Cominmag : Le contexte de la presse et des médias ces dernières années a subi de nombreux bouleversements. Où cela va-t-il nous mener ?
Clément Charles : La période de mouvement intense que nous vivons suit une période de stabilité étrange. Comme le disait Warren Buffett déjà en 2007 en parlant des 30 dernières années,« même avec un produit mauvais ou des dirigeants ineptes, aucun journal en situation de monopole dans sa ville ne pouvait éviter des profits débordants. » C’est exactement cela qui vient de se terminer. Nous vivons maintenant l’un des nombreux bouleversements de l’industrie du contenu, qui arrivent de manière cyclique tous les 30 à 40 ans. Il faut compter avec des modifications technologiques, mais aussi sociologiques, notamment la fragmentation des audiences. Ces dernières ont des attentes croissantes vis-à-vis de l’industrie des médias. Il ne faut jamais oublier que l’offre de médias dépend de la demande, du public qui la consomme… les gens ont le monde des médias qu’ils méritent, car l’audience décide des succès comme des échecs.
La Suisse, respectivement la région romande, est-elle dans une situation différente ?

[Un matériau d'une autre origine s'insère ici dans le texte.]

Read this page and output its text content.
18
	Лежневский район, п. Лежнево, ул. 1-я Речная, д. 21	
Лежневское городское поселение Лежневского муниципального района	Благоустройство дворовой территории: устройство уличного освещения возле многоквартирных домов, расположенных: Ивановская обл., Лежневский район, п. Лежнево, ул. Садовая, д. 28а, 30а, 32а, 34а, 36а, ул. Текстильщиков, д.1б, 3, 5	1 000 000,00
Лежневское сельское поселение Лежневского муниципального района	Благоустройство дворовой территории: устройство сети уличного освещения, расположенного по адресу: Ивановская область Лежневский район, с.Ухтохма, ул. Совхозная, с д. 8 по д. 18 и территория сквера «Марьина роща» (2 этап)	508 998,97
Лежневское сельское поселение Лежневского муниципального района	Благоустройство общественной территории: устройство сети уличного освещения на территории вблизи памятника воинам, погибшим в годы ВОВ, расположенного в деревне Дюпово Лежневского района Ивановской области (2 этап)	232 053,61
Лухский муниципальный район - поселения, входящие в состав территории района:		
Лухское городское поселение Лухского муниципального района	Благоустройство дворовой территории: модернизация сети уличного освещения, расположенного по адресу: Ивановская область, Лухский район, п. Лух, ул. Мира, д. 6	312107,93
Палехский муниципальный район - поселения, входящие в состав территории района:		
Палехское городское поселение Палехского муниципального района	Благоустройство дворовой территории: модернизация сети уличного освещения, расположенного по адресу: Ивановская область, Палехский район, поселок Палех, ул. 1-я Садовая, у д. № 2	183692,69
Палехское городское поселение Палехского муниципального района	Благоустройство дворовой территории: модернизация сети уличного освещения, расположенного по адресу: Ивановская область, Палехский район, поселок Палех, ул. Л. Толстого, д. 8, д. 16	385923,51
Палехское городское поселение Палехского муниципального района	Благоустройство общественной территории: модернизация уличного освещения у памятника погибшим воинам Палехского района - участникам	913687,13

La situation en Suisse romande était encore plus exceptionnelle, notamment au vu du nombre de titres de presse très élevés par habitant. Pour la presse, nous sommes en train de revenir à une conjoncture normale. Auparavant, la concurrence entre médias n’existait qu’à l’intérieur de chaque industrie et chaque territoire. Aujourd’hui, les barrières à l’entrée ont disparu, la concurrence se fait donc entre les différents types de médias, et transfrontalière. Dans cette situation, il est difficile de garder sa position historique. En plus de la concurrence des nouveaux entrants du numérique, on voit bien que tous les acteurs traditionnels tendent – à raison – vers la diversification, augmentant encore la concurrence : les radios font de la vidéo, les journaux produisent des contenus audiovisuels audio et les chaînes de télévision produisent des services en ligne avec du texte et l’image.
Faut-il s’inquiéter de ces bouleversements que connaissent les médias ?
En tant que citoyen, je ne m’inquiète pas. Bien sûr que l’évolution des modèles économiques fait peur, mais dans la réalité des faits, il y a toujours eu de la place pour ce qui est demandé. Tant qu’un intérêt pour des médias de valeur existe, il y aura une industrie pour le fournir. L’erreur est de penser que l’on va passer d’une stabilité à une autre. Le changement est la seule vérité. La nouveauté fait peur dans une situation de monopole historique, désormais injustifiée. Les gens ont réellement le choix maintenant. Cela effraie, et n’a pas fini de faire des dégâts. Mais tous les médias ne souffrent pas de la même manière. Il faut avoir la capacité de se poser les bonnes questions. Le fait « d’être et d’avoir été » n’est pas une justification d’existence future, ce n’est pas un argument pour survivre. Un journal comme The Economist l’a bien compris en capitalisant sur sa marque forte pour créer toute une série de services à valeur ajoutée depuis plus de dix ans sur tous les canaux, alors qu’il est également une référence en termes d’informations et de journalisme.
Les médias de demain seront-ils les mêmes acteurs qu’aujourd’hui ?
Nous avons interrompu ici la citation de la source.